Living with pride is something Brenckle does all year long. She was one of the founding members of UCF’s Pride Faculty and Staff Association a decade ago. She serves as the treasurer for the LGBTQ History Museum of Central Florida, is involved with Equality Florida and previously served on The Center’s board. She helps explain the history and significance behind the nation’s Pride and LGBTQ History months. “I hope we all remember that everybody is worthy of respect. Everybody is worthy of rights. Everybody is worthy of kindness,” Brenckle says.

That is such a clever way of putting it—“Living with pride is something Brenckle does all year long.” Of course, she doesn’t mean an illness, a rash maybe, or depression. She means “activism,” the task of going out and making people understand, whether they like it or not, that “everyone is worthy of respect. Everybody is worthy of rights. Everybody is worthy of kindness,” as if that message has been peculiarly unknown in the last thousand years of western societies. As if the “tolerance” spoken of today is a new idea and hasn’t been borrowed from the astonishing Christian message that Jesus Christ came into the world to save sinners, not because any of them were “worthy” of kindness, but because God himself is kind and on the basis of his own character, rather than ours. came to undo our madness, which means we can be compassionate and caring for anyone regardless of who they are or what they think.

But I think I am getting ahead of myself. Today is Pentecost, and that, like the Resurrection and Ascension, means something for the whole world, not just those few disciples crowded into that room, praying and waiting for God to do what he had promised.

The story starts much further back when, because everyone was “always wicked continually,” God wiped out the earth with a flood, save for one man and his family. Noah and his sons and their wives climbed out of the ark and started making wine and organizing their affairs, and their children had some children, and after a while, there were enough people to “migrate from the east” to Shinar. There were, as yet no corporations to make promises to consumers, to preach a gospel first of lack and then of fullness to get you to pull out your wallet and give over your money for something that might make life more comfortable, but only for a moment. Stll, there was plenty of pride to go around. T people, having “one language and the same words,” thought it would be splendid to “make a name for themselves.”
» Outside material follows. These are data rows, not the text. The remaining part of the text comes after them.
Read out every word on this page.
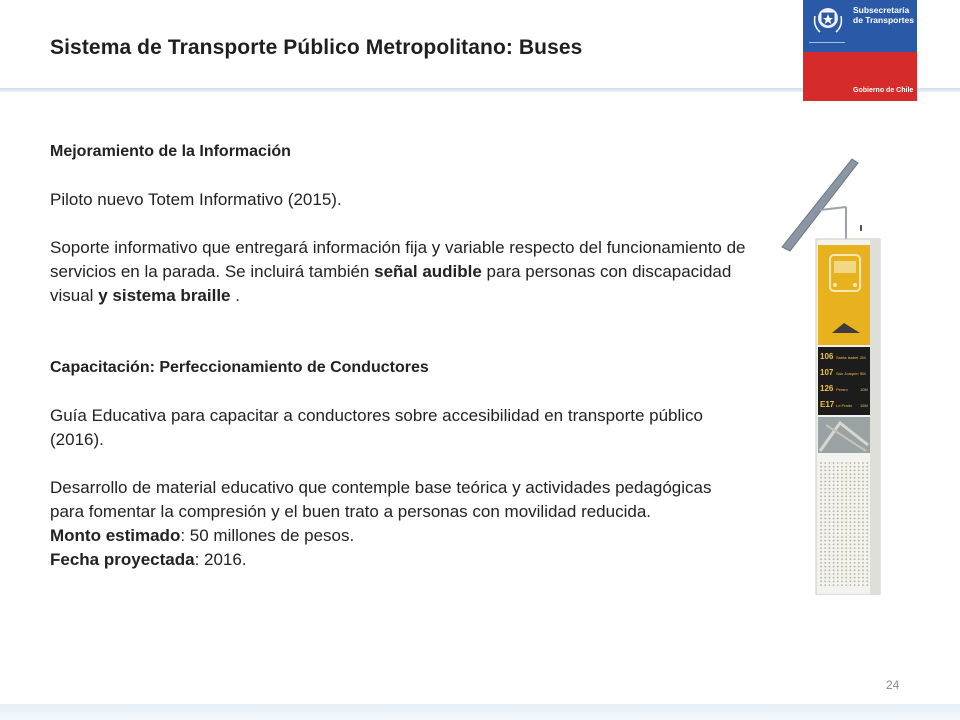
Sistema de Transporte Público Metropolitano: Buses
Subsecretaría
de Transportes
Gobierno de Chile

Mejoramiento de la Información

Piloto nuevo Totem Informativo (2015).

Soporte informativo que entregará información fija y variable respecto del funcionamiento de servicios en la parada. Se incluirá también señal audible para personas con discapacidad visual y sistema braille .

Capacitación: Perfeccionamiento de Conductores

Guía Educativa para capacitar a conductores sobre accesibilidad en transporte público (2016).

Desarrollo de material educativo que contemple base teórica y actividades pedagógicas para fomentar la compresión y el buen trato a personas con movilidad reducida.

Monto estimado: 50 millones de pesos.

Fecha proyectada: 2016.

106 Santa Isabel 2M
107 San Joaquín 5M
126 Persro	10M
E17 Lo Prado 15M
24
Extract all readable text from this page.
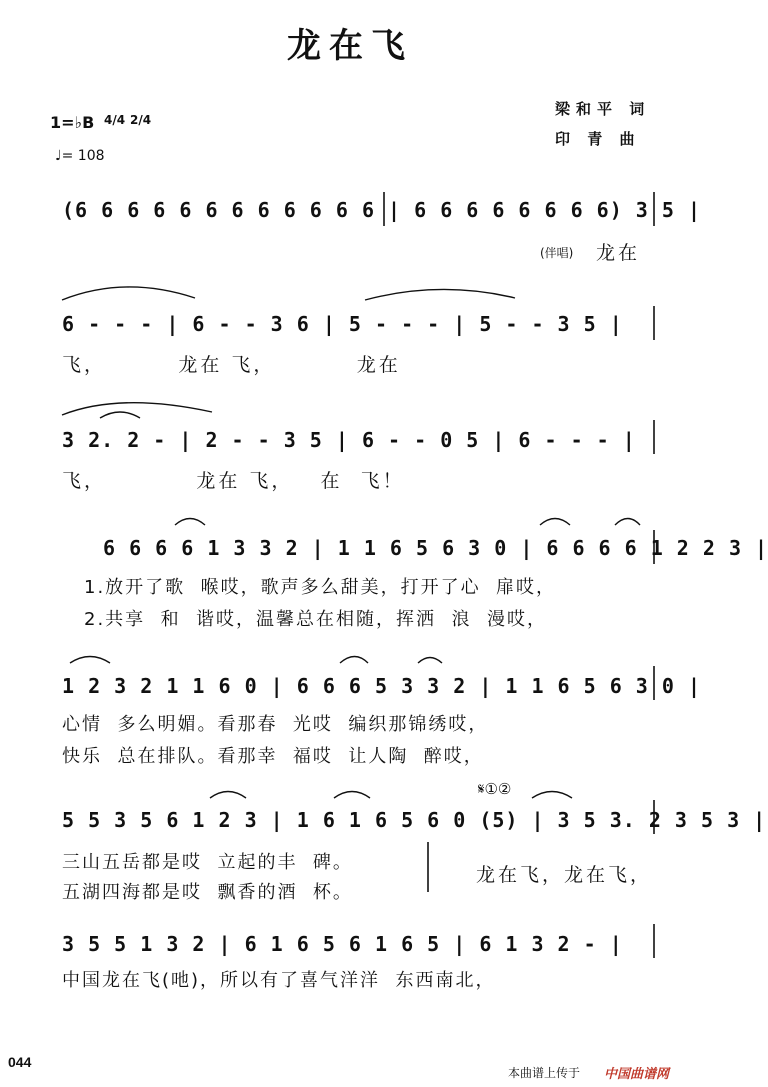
龙在飞
1=♭B 4/4 2/4
♩= 108
梁和平 词
印 青 曲
(6 6 6 6 6 6 6 6 6 6 6 6 | 6 6 6 6 6 6 6 6) 3 5 |
(伴唱) 龙在
6 - - - | 6 - - 3 6 | 5 - - - | 5 - - 3 5 |
飞，        龙在 飞，         龙在
3 2. 2 - | 2 - - 3 5 | 6 - - 0 5 | 6 - - - |
飞，          龙在 飞，   在  飞！
6 6 6 6 1 3 3 2 | 1 1 6 5 6 3 0 | 6 6 6 6 1 2 2 3 |
1.放开了歌  喉哎，歌声多么甜美，打开了心  扉哎，
2.共享  和  谐哎，温馨总在相随，挥洒  浪  漫哎，
1 2 3 2 1 1 6 0 | 6 6 6 5 3 3 2 | 1 1 6 5 6 3 0 |
心情  多么明媚。看那春  光哎  编织那锦绣哎，
快乐  总在排队。看那幸  福哎  让人陶  醉哎，
𝄋①②
5 5 3 5 6 1 2 3 | 1 6 1 6 5 6 0 (5) | 3 5 3. 2 3 5 3 |
三山五岳都是哎  立起的丰  碑。
五湖四海都是哎  飘香的酒  杯。
龙在飞，龙在飞，
3 5 5 1 3 2 | 6 1 6 5 6 1 6 5 | 6 1 3 2 - |
中国龙在飞(吔)，所以有了喜气洋洋  东西南北，
044
本曲谱上传于 中国曲谱网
Which is the phrase you should always hear at the back of slogans like “everyone is worthy of respect. Everybody is worthy of rights. Everybody is worthy of kindness.” If we were really only talking about respect and kindness, there wouldn’t really be a problem. But those keywords—blazoned on every platform, in every store, on every yard sign—are the bricks and bitumen of a culture that lives with pride all year long. They are the edifice, the tower of human defiance against God.

One way you can know we’re not really talking about how worthy human people are of kindness is that only some people get to be counted in the great throng. If you don’t agree you don’t have worth and could be treated, to put it mildly, very unkindly. The problem with human estimations of human worth is that we will always center our value in ourselves, which necessarily means cutting not just other people out, but God himself, who is the final judge of who we are. The other way you can know that we’re not really talking about human worth is that pride is the heart of this project. The very word gives the game away. For, as Christians at least should know, pride is contrary to goodness and kindness. Pride is the thing that breaks apart human communities, that destroys relationships, that wrecks the love that binds people together. It isn’t pride that makes God finally realize how clever and lovely his creatures are. When he sees their pride, he knows that they are lost and that they need help that they can never give themselves.
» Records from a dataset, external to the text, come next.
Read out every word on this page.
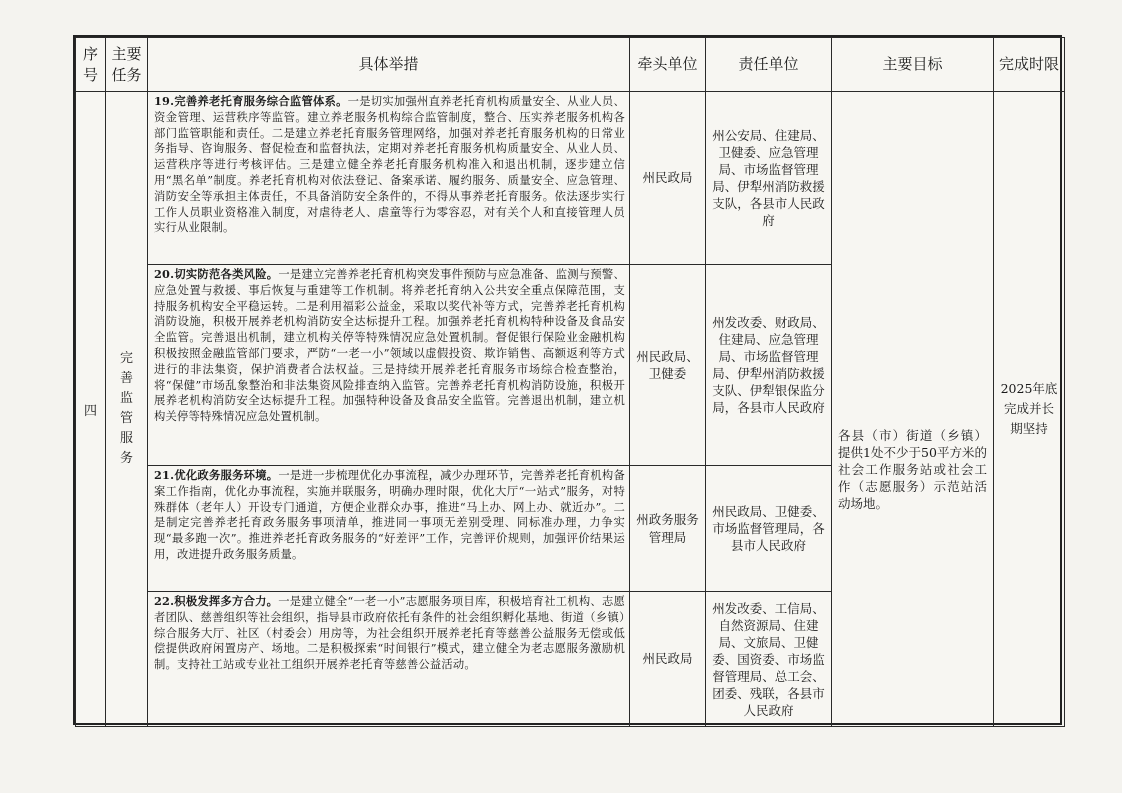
序号	主要任务	具体举措	牵头单位	责任单位	主要目标	完成时限
四	完善监管服务	19.完善养老托育服务综合监管体系。一是切实加强州直养老托育机构质量安全、从业人员、资金管理、运营秩序等监管。建立养老服务机构综合监管制度，整合、压实养老服务机构各部门监管职能和责任。二是建立养老托育服务管理网络，加强对养老托育服务机构的日常业务指导、咨询服务、督促检查和监督执法，定期对养老托育服务机构质量安全、从业人员、运营秩序等进行考核评估。三是建立健全养老托育服务机构准入和退出机制，逐步建立信用“黑名单”制度。养老托育机构对依法登记、备案承诺、履约服务、质量安全、应急管理、消防安全等承担主体责任，不具备消防安全条件的，不得从事养老托育服务。依法逐步实行工作人员职业资格准入制度，对虐待老人、虐童等行为零容忍，对有关个人和直接管理人员实行从业限制。	州民政局	州公安局、住建局、卫健委、应急管理局、市场监督管理局、伊犁州消防救援支队，各县市人民政府	各县（市）街道（乡镇）提供1处不少于50平方米的社会工作服务站或社会工作（志愿服务）示范站活动场地。	2025年底完成并长期坚持
		20.切实防范各类风险。一是建立完善养老托育机构突发事件预防与应急准备、监测与预警、应急处置与救援、事后恢复与重建等工作机制。将养老托育纳入公共安全重点保障范围，支持服务机构安全平稳运转。二是利用福彩公益金，采取以奖代补等方式，完善养老托育机构消防设施，积极开展养老机构消防安全达标提升工程。加强养老托育机构特种设备及食品安全监管。完善退出机制，建立机构关停等特殊情况应急处置机制。督促银行保险业金融机构积极按照金融监管部门要求，严防“一老一小”领域以虚假投资、欺诈销售、高额返利等方式进行的非法集资，保护消费者合法权益。三是持续开展养老托育服务市场综合检查整治，将“保健”市场乱象整治和非法集资风险排查纳入监管。完善养老托育机构消防设施，积极开展养老机构消防安全达标提升工程。加强特种设备及食品安全监管。完善退出机制，建立机构关停等特殊情况应急处置机制。	州民政局、卫健委	州发改委、财政局、住建局、应急管理局、市场监督管理局、伊犁州消防救援支队、伊犁银保监分局，各县市人民政府		
		21.优化政务服务环境。一是进一步梳理优化办事流程，减少办理环节，完善养老托育机构备案工作指南，优化办事流程，实施并联服务，明确办理时限，优化大厅“一站式”服务，对特殊群体（老年人）开设专门通道，方便企业群众办事，推进“马上办、网上办、就近办”。二是制定完善养老托育政务服务事项清单，推进同一事项无差别受理、同标准办理，力争实现“最多跑一次”。推进养老托育政务服务的“好差评”工作，完善评价规则，加强评价结果运用，改进提升政务服务质量。	州政务服务管理局	州民政局、卫健委、市场监督管理局，各县市人民政府		
		22.积极发挥多方合力。一是建立健全“一老一小”志愿服务项目库，积极培育社工机构、志愿者团队、慈善组织等社会组织，指导县市政府依托有条件的社会组织孵化基地、街道（乡镇）综合服务大厅、社区（村委会）用房等，为社会组织开展养老托育等慈善公益服务无偿或低偿提供政府闲置房产、场地。二是积极探索“时间银行”模式，建立健全为老志愿服务激励机制。支持社工站或专业社工组织开展养老托育等慈善公益活动。	州民政局	州发改委、工信局、自然资源局、住建局、文旅局、卫健委、国资委、市场监督管理局、总工会、团委、残联，各县市人民政府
God is kind though. And so the degree to which any of us “live with pride,” he is able to treat the illness, to confound and frustrate our plans, to reign down mercy and grace. In the case of Babel, he confused their language, so that they could not make a name for themselves, so that they would not be able to understand each other at all. They had to go out away from each other, which must have been both maddening and painful. From thence through the Biblical record God brought down into the dust human pride over and over again, making his own voice heard over the hue and cry of human anger. Ultimately, he came himself, and stood before a unified crowd, convinced of their own worth, all crying together as with one voice, “Crucify him.”

That moment of unity, like Babel, says to us what we are capable of, how wrong and wicked we are to put our faith in ourselves and our “worth.” Left to ourselves, we set out to kill God, to build a dystopic world of devouring lust. Left to our own devices, our desires destroy the things and people God loves. But God, in his great mercy, by coming down, not just to see our ruin, but to stand in the middle of it and overturn it, takes his own name and gives it to us.

And that, this morning, is why you should hobble off to church to sit with other people all in one place, to have your will bent towards the great and wondrous person of Christ, to speak of the mighty works of God. God doesn’t stand afar off from you, measuring your worth before deciding what to do about it. No, he comes down and makes his home in you. The Spirit comes to live in your very soul, to make your words intelligible, to make them about himself. He enters the stronghold and clears away the rubble. He heals you of your pride and makes you his own.